Wednesday, July 13, 2005

Steve Erickson's Rubicon Beach

Five of the many possible signs you might be interested in reading some Steve Erickson:

  1. You're interested in literary representations of father/son relationships.
  2. You're interested in literary representations of gender and gender relationships.
  3. You like characters who travel a lot.
  4. You regret.
  5. You need to be surprised.


Finished Rubicon Beach tonight. Six down, one to go. And I have to finish that last one this week, by Friday night. I'm headed to Chicago for the weekend for the Pitchfork-curated Intonation Music Festival, where I fully expect that in a park full of bone-thin tight-shirt-clad indie kids, I will feel like the fattest, oldest man alive. It's going to be awesome. But yeah, this Steve Erickson kick, it's been a great trip, but it's time for it to come to a close. Maybe calling this weekend my deadline for completion is a bit arbitrary, or maybe not. It feels right. It feels like, after setting down the last book, it will be good to hop in a car for six hours to go stand in the sun for two straight days, listening to lots of awesome bands play a whole lot of awesome music. Seems like the best physical external-space way to escape the emotional mental-space I've been wrapped up in for the last three months. Er, excuse me? It's only been about two and a half weeks? That's a bunch of crazy talk, my friend. A whole bunch of crazy talk.

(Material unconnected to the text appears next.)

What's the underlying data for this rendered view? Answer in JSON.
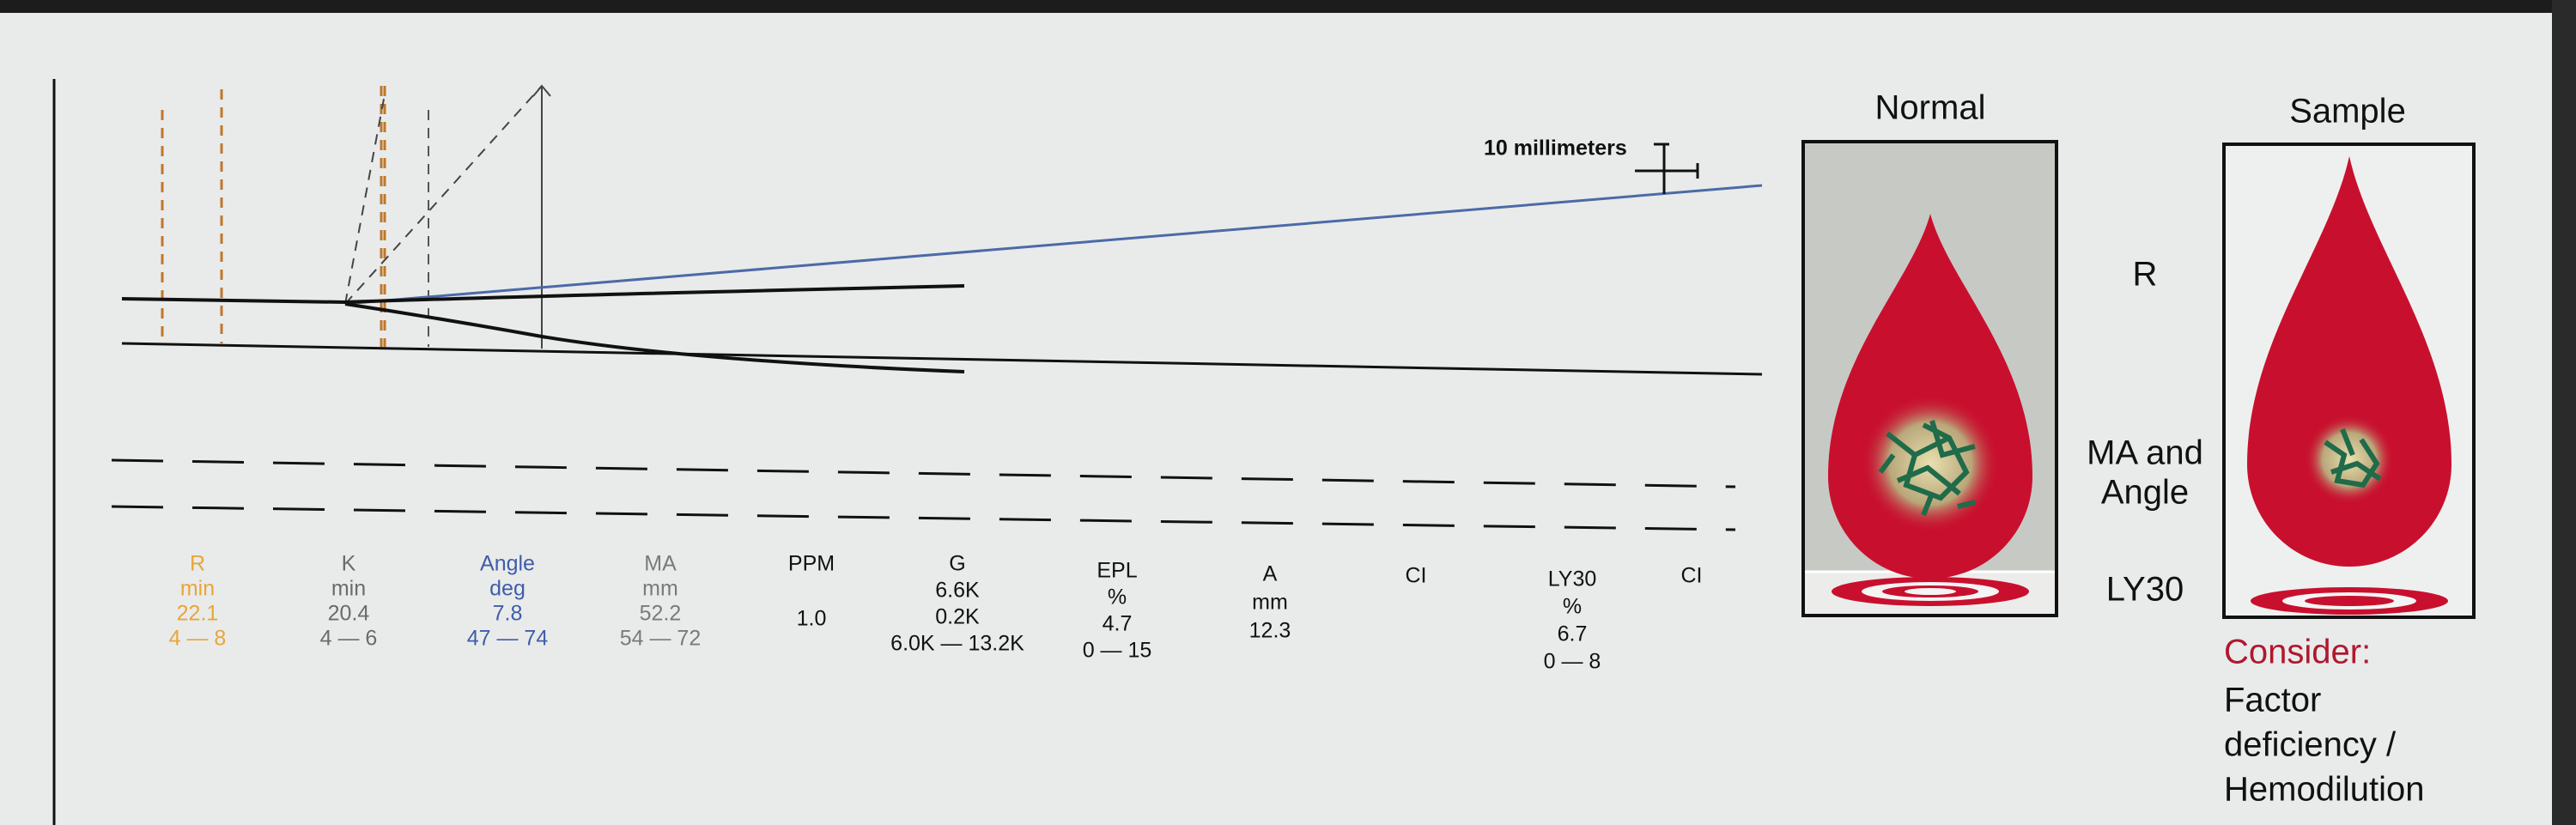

There's a reason why I think you should read some Steve Erickson but not pull a crazy and try to read all of him at one time, and it goes back to reason number five, above. Steve Erickson is a writer who will surprise you: you'll be reading from page to page and then the next page he'll whisk the ground out from beneath your feet, replacing it gradually over the next few pages with a whole new ground, one you'll get a firm footing on just in time for him to crack it open with a literary mallet, sending you hurtling down towards some other ground, buried beneath the second ground and floating right above the first. So it's not that he ever becomes formulaic--by the time I was on my fourth book, Arc d'X, I was still damned amazed at how where I'd started was well after where I was going and how everything in between all meets up at yet some other point seemingly unrelated yet intrinsic and vital all along though I'd never known its existence; the tendrils of dream-knots coming together for brief whispers that send ripples and chasms up and down the lengths of themselves.

But even then there eventually becomes a point where surprise becomes somehow less surprising--however surprised you are by the unexpected, you kind of knew it was coming all along. Which is kind of the headspace I found myself in about midway through Rubicon Beach, when I was reading along and enjoying myself but not letting myself get pulled away by the book. There's a point in the middle when I realized I'd just been seamlessly flown from the story of a girl living in the jungles of South America to the story of a Hollywood screenwriter whose life was success despite his own personal failures. There were plenty of surprises and odd details that had come before that that I'd liked, but it took a certain amount of a conscious mental gasp to realize just how remarkable it all was, right there in front of me the whole time. I enjoyed the story much more after that, having given my mental space a good rattle and a firm shake.

I suppose this is the sort of thing you're likely to run into with any writer or mode of writing you immerse yourself in, which is why I think that experimental fiction alone is not vital. My oft-mentioned friend Chris, having recently read Our Ecstatic Days, is currently reading Never Let Me Go by Kazuo Ishiguro, and I think that's a perfect pairing of novels to be read in succession. I don't know if he knows the surprises in store for him with Ishiguro's book--I sure as hell didn't tell him, but, you know, kids these days with their internets and their freedoms and all. Big surprises of Ishiguro's book known or not--the two books both work in realms of surprise entirely distinct, and, yet, revelatory, I think. One book's "Wow" factor relies on the tricks of the post-modern canon wedded to shocking forms of story-telling; the other relies on good old fashioned narrative and detail. And yet I'll posit that for all their distinctiveness from each other, the two books aren't so far apart in spirit. Like seeing the fireworks as awesome, then looking down to watch them light up the face of someone you love; or, or something. I don't know. I'm very tired.

Point being: I can't wait to see how all this Erickson affects the way I perceive other books, other modes of storytelling. The mental stretching of it, and all that. Also, did I just use the word "posit" in casual blogging? What the deuce? Next thing you know, I'll be all, making interesting points, and stuff. Good grief.